01.09.2022
THE INCORPORATION OF ANY COMMERCIAL COMPANY MAY BE CONTESTED
The Commercial Law defines general conditions and rules to which all commercial companies are subject, regardless of whether they are limited liability companies (LLC), joint-stock, limited partnerships, general partnerships. Among them are, for example, that a commercial company is an association of two or more persons for carrying out commercial transactions with common funds, that in some cases they may be made by only one person - for example, a sole proprietorship EOOD or a sole proprietorship EAD. The general rule is that commercial companies are legal entities.
Among the other general provisions are those that the company is considered to have arisen from the day of its entry in the commercial register, as well as that the application for entry is made by the elected governing body.
The Commercial Law also provides for responsibility for the actions of the company until registration.
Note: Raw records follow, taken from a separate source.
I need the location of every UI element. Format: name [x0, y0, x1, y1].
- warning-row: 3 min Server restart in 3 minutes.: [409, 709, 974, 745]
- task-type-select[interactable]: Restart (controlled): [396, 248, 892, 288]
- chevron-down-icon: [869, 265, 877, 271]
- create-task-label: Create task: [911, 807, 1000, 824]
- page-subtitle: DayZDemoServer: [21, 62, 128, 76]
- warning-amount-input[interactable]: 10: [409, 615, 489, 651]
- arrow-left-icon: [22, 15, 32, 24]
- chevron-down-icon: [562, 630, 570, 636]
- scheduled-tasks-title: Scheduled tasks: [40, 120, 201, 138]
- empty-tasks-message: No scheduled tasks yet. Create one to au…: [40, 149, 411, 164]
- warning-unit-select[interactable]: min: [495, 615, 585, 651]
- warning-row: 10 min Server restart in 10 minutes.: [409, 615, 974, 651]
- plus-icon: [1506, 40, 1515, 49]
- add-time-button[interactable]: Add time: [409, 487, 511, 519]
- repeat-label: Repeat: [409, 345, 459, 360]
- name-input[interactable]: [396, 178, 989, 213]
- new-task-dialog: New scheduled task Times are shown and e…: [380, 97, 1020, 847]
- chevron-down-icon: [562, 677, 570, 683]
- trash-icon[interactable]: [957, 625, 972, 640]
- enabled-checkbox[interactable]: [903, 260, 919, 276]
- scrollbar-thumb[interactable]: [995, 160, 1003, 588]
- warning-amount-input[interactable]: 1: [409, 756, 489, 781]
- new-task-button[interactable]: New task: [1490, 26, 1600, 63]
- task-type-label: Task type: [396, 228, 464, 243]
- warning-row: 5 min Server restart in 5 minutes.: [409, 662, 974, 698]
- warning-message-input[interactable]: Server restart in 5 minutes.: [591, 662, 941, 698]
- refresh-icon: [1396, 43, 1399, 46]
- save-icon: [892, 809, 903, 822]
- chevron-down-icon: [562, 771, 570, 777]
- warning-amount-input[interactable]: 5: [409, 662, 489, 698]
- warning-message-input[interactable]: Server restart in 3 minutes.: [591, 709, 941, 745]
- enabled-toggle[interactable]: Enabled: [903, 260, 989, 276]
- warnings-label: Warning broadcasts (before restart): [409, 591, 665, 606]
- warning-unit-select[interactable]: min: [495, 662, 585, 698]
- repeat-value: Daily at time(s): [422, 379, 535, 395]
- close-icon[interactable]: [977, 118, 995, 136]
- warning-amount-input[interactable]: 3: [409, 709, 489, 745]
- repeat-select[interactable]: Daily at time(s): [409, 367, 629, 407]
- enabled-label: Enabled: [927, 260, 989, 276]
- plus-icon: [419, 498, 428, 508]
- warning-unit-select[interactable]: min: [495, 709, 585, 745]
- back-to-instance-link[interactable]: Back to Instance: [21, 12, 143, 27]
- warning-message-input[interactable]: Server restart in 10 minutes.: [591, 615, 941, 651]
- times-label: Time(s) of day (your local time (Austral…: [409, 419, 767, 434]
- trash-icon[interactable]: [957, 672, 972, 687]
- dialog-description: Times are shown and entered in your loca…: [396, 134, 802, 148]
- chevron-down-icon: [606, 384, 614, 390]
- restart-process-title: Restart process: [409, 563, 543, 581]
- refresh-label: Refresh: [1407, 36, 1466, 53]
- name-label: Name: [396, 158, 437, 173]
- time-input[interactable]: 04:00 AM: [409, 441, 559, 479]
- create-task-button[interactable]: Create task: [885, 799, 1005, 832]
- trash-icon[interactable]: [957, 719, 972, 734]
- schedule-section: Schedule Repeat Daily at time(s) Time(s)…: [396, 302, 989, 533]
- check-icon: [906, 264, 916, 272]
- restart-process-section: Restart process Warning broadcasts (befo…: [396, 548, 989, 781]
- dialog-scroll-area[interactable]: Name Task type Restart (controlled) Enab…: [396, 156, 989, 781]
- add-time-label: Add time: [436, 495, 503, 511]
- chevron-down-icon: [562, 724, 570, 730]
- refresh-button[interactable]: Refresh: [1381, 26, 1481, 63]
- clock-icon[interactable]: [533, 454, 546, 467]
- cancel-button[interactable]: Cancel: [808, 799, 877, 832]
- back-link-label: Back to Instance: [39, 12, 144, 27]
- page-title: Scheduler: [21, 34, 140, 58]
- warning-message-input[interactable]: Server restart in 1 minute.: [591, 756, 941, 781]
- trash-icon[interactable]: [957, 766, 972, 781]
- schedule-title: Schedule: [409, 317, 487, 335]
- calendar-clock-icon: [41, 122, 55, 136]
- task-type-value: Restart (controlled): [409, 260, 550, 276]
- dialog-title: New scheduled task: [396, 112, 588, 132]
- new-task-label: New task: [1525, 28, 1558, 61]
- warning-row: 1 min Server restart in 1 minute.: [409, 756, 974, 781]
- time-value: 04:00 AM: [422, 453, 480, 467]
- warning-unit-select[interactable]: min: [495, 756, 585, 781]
It is expressly stated that the actions of the founders, performed on behalf of the incorporated company until the day of registration, give rise to rights and obligations for the persons who performed them. When carrying out the transactions, it is mandatory to indicate that the company is in the process of being established, and the persons who concluded the transactions are jointly and severally liable for the assumed obligations. When the transaction is carried out by the founders or by a person authorized by them, the rights and obligations pass by law to the resulting company.
And here comes the invalidity of the established commercial company. The Commercial Law determines that the incorporation of the company is invalid only when one of the violations expressly listed in the law has been committed. This may be the case if there is no founding agreement or it is not drawn up in the form prescribed by law, if certain requirements are not met when establishing a joint-stock or limited partnership. It is also a violation if "the subject of the company's activity is against the law or good morals", as well as if the founding agreement or the statute does not contain the company, the subject of the company's activity or the amount of contributions, as well as the capital, when the law requires it. Such are also the case if the part of the capital prescribed by law has not been contributed and if less than the number of legally capable persons participated in the establishment of the company.
If any of these violations are present, any interested party, as well as the prosecutor, can request the district court at the seat of the company to declare the company invalid. However, this can only be done within one year after the establishment of the company. Then the possibility of this claim disappears.
If the request is due to good morals, due to an unpaid part of the capital, as well as in the case of problems with the articles of association or the founding act, the court declares the company invalid only if the violation has not already been remedied or will not be remedied within an appropriate period, which the court gives by ruling .
If, however, the decision of the court to declare the company invalid is reached, it produces an action from its entry into force. From that moment, the company is considered dissolved and the court sends the decision for entry in the commercial register, after which liquidation is carried out by a liquidator appointed by the registration official at the Registration Agency.
If after that actions were performed on behalf of the declared invalid company, the founders are jointly and severally liable for the assumed obligations.